His central argument is organizational. High performers have feedback loops tight enough to detect dealer-created issues before shipping. They read the code, detect errors, and calibrate when to trust the tool. “Low performers who use agents to produce 10 times their previous output will not do this self-examination,” he writes. In a large company, this mathematics produces something specific: a faster degradation of average code quality, masked by sheer volume.

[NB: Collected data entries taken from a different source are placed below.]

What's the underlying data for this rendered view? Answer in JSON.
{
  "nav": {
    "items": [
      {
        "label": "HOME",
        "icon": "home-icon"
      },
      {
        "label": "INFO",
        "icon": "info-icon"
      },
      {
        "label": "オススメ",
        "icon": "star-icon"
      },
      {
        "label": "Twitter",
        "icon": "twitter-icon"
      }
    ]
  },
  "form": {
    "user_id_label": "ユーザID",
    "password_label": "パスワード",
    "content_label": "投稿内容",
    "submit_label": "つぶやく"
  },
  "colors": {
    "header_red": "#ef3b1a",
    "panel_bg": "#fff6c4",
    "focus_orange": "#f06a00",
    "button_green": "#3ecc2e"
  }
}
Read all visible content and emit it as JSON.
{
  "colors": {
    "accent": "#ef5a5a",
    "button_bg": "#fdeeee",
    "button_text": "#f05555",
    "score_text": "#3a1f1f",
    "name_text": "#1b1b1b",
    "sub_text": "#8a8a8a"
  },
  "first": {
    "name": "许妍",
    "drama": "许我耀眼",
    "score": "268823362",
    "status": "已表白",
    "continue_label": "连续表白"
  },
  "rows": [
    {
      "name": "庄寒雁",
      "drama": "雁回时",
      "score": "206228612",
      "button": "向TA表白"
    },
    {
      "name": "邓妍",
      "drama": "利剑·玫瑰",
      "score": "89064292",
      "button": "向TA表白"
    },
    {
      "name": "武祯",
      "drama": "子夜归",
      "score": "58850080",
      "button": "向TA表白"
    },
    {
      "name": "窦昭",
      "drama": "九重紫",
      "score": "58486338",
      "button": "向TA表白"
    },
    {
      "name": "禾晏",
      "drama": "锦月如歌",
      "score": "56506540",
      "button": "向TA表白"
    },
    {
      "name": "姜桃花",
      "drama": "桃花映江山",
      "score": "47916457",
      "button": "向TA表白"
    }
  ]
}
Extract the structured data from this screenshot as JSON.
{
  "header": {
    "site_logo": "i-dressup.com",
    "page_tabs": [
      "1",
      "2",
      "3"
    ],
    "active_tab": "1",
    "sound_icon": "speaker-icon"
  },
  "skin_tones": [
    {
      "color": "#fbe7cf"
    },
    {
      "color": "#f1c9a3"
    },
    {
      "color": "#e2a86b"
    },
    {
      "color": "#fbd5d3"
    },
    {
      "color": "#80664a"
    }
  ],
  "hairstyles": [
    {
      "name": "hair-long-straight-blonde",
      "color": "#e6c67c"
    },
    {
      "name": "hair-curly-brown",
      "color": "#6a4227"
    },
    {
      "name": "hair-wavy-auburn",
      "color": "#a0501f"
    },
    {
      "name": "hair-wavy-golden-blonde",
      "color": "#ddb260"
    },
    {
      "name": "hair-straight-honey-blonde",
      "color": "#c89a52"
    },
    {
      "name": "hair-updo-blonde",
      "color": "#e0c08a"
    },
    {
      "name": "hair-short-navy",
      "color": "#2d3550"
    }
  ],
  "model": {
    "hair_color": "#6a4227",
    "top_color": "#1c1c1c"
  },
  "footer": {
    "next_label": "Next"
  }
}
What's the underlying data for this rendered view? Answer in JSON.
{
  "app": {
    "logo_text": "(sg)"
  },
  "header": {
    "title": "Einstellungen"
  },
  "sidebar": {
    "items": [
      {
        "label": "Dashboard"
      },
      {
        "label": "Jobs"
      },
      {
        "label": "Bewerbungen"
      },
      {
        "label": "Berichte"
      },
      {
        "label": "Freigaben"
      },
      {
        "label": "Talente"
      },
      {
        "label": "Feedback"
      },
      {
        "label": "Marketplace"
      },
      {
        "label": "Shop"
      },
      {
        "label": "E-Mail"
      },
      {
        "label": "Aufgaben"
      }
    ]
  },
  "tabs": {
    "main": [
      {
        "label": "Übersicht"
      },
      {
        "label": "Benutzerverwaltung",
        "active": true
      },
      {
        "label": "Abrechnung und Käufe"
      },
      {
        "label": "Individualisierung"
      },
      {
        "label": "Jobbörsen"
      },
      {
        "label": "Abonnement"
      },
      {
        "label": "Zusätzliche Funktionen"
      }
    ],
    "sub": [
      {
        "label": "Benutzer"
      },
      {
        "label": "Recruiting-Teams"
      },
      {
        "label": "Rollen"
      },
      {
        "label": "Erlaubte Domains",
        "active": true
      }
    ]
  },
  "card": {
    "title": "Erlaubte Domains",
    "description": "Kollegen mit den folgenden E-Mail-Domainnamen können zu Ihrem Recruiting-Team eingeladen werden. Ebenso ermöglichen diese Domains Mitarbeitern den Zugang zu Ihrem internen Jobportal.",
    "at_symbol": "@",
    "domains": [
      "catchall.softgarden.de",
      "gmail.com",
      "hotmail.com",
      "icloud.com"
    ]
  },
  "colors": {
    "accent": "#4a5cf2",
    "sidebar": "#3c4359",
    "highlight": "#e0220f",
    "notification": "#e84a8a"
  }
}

He believes the result will be “a golden age for buckets and waste buckets, and a dark age for high-quality gemstones.” As a concrete example, he points to reports that Apple is rolling out AI coding tools across its entire engineering organization, then simply asks: “Do you think macOS will get better or better in the next two years?”
Where the camps stand
Hotz now places himself in what he calls the “LeCun/Marcus camp,” referring to Yann LeCun, the chief AI scientist at Meta, and Gary Marcus, a longtime LLM skeptic. They both argued that linguistic models are essentially pattern matchers: they can imitate the distribution of existing code, but they cannot reason through truly new problems from first principles.
Phoebe encoding– Describing what you want in plain language and letting AI generate the execution – has evolved dramatically over the past year, and major labs have established agent-based programming as a mainstream product. Microsoft I turned GitHub Copilot will move to a full proxy system in 2025, with CEO Satya Nadella describing it as a platform-level shift comparable to moving to the cloud.
The response to Hotz’s position is not abstract. Karpathy, who had been skeptical of clients earlier in 2025, reversed his position after the new model releases and joined Anthropic’s pre-training team on May 19 — five days before Hotz went live. He described the next few years on the border as “particularly formative.”
Some Anthropic engineers have already stopped writing code themselves and let models handle it while they review the output, Anthropic CEO Dario Amodei said in Davos. Hotz, for his part, says he tried to do the same and found himself resorting to manual repair every time.